Thursday, January 24, 2008
Hellooo ppl. If u're thinking that i've got more weird but funny dreams today, you... ARE WRONG.
Last night...
sniff sniff...
I did dream of something... but...
but...
I FORGOT!!!!
BAAAAAHAHAHAHA!!! (I'm crying... It's not laughing ok.)
Oh well... it's 13 hours left to the release of O level results. I'm scared... Ppl if u're scared please breathe. This is to calm you down. Coz i've heard of people getting so scared, they forgot to breathe! Jo-king!
Hmmm... some people asked me out for lunch before/after the results come out. They are definitely not sensitive to dumb people's feelings. T-T If I get lousy results, I won't feel like eating, cause there's no more hope. Because... You eat to live. So eat = live. But then... live = hope. If there's no hope, so no hope = no life, no life = no eat. Therefore we won't eat. Aah.. In-spi-ring.
But really, define LOUSY results. It really depends on which angle you're looking at. To a person who always gets 30 points, 20 points is considered good. To a person who always gets 10 points, 9 points is also good. For me, i just hope i get below 20. Or best, below 15. ><
Right after every paper itself, I always thought, "ah, it was relatively easy, should be getting no more than B3, i hope. (more as in more than B3, as in B4,C5,C6. -.-)" But then when all my friends discussed about the questions, I MADE SOME MISTAKES. For subjects like math, everyone will say "getting A1 for math is like getting full marks for it.
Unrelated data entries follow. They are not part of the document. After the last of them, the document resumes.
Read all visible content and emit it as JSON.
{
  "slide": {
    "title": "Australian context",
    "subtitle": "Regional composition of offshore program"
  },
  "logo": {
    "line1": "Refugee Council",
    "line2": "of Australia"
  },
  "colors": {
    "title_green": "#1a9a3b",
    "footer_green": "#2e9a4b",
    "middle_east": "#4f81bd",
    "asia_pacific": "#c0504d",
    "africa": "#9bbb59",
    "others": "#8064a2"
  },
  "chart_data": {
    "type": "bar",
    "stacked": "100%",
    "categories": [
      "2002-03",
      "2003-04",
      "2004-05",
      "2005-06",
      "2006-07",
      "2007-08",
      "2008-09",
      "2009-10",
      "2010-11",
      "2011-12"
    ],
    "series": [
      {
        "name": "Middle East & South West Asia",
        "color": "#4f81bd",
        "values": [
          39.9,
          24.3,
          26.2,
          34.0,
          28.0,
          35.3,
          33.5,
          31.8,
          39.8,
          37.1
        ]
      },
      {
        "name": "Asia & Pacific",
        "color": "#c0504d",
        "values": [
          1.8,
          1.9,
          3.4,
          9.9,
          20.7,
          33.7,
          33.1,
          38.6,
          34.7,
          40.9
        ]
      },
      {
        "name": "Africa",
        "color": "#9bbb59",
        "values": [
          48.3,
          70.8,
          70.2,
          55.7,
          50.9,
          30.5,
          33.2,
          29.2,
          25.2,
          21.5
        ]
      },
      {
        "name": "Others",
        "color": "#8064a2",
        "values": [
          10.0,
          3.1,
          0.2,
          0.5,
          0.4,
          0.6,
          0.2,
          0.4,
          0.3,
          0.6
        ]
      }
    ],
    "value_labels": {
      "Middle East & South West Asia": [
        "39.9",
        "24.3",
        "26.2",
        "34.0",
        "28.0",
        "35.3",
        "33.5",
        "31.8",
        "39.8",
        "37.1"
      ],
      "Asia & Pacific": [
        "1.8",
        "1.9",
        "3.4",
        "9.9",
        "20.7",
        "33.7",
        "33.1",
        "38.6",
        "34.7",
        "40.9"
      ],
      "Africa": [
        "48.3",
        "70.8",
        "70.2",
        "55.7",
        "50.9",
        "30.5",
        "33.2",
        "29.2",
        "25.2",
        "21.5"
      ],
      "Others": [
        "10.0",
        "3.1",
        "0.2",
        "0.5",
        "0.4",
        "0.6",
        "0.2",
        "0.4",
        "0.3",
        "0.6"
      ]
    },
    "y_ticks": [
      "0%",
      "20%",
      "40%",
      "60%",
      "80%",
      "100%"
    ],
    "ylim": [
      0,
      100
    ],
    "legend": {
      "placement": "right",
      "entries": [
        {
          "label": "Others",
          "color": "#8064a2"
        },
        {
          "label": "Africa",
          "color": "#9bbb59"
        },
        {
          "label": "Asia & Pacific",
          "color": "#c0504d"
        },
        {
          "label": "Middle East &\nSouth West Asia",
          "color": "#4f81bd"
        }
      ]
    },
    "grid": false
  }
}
Cannot have mistakes. If not ar, after moderation or whatever, you won't get what you're supposed to get. Anyway, math... VERY EASY WHAT. Don't you remember that there are 101 ways to solve a math question?"
Oh... really. Well i think math is a very difficult subject because you have to waste 1 if not 2 pages to get 1 question correct, and it's only ONE number. You don't have that, no full marks. HOW TO GET A1. I'm not cursing myself to not get A1 (even if it's tyco-ness) because of this dumb reason i've made up though, but i'm just not good in math. Forgive me. =D
Right... Now. It has been 3 months after O levels ended (forgive me if it's 2 that is the exact number, i'm not good at math.) Now I think hor... O LEVELS VERY DIFFICULT LEH. Well I screwed my art cause I prepared for paper 2 only on the day before (NIGHT before rather), my geography... totally messed up. SS not enough time for the last wonderful paragraph, Chemistry was a bummer for MCQ, Bio was a hazard (Biohazard. HAHAHAHA.), English... didn't show off whatever nice vocab words we've all memorized, math... i've already said. POA, dun need to say (that rhymes. XD)
OH NO... IT'S BAD!! What kind of decent results will I get? I hope it's fair. Fair enough to win my brother's. (I'm sorry but i really don't want to lose to my brother. He keeps calling me "stupid" and stuff. I have to win him to prevent myself from getting any dumber from that brainwashing, after all, i did win him in terms of PSLE results.) I KNOW... WE MUST KEEP UP WITH THE EVER COMPETING SOCIETY, IF NOT WE CANNOT SURVIVE.
END...
PS. I heard this on the radio this morning. It was fffffreeaking funny!! Here goes... "Spay within the steed limit." Understand what I'm saying? Good luck!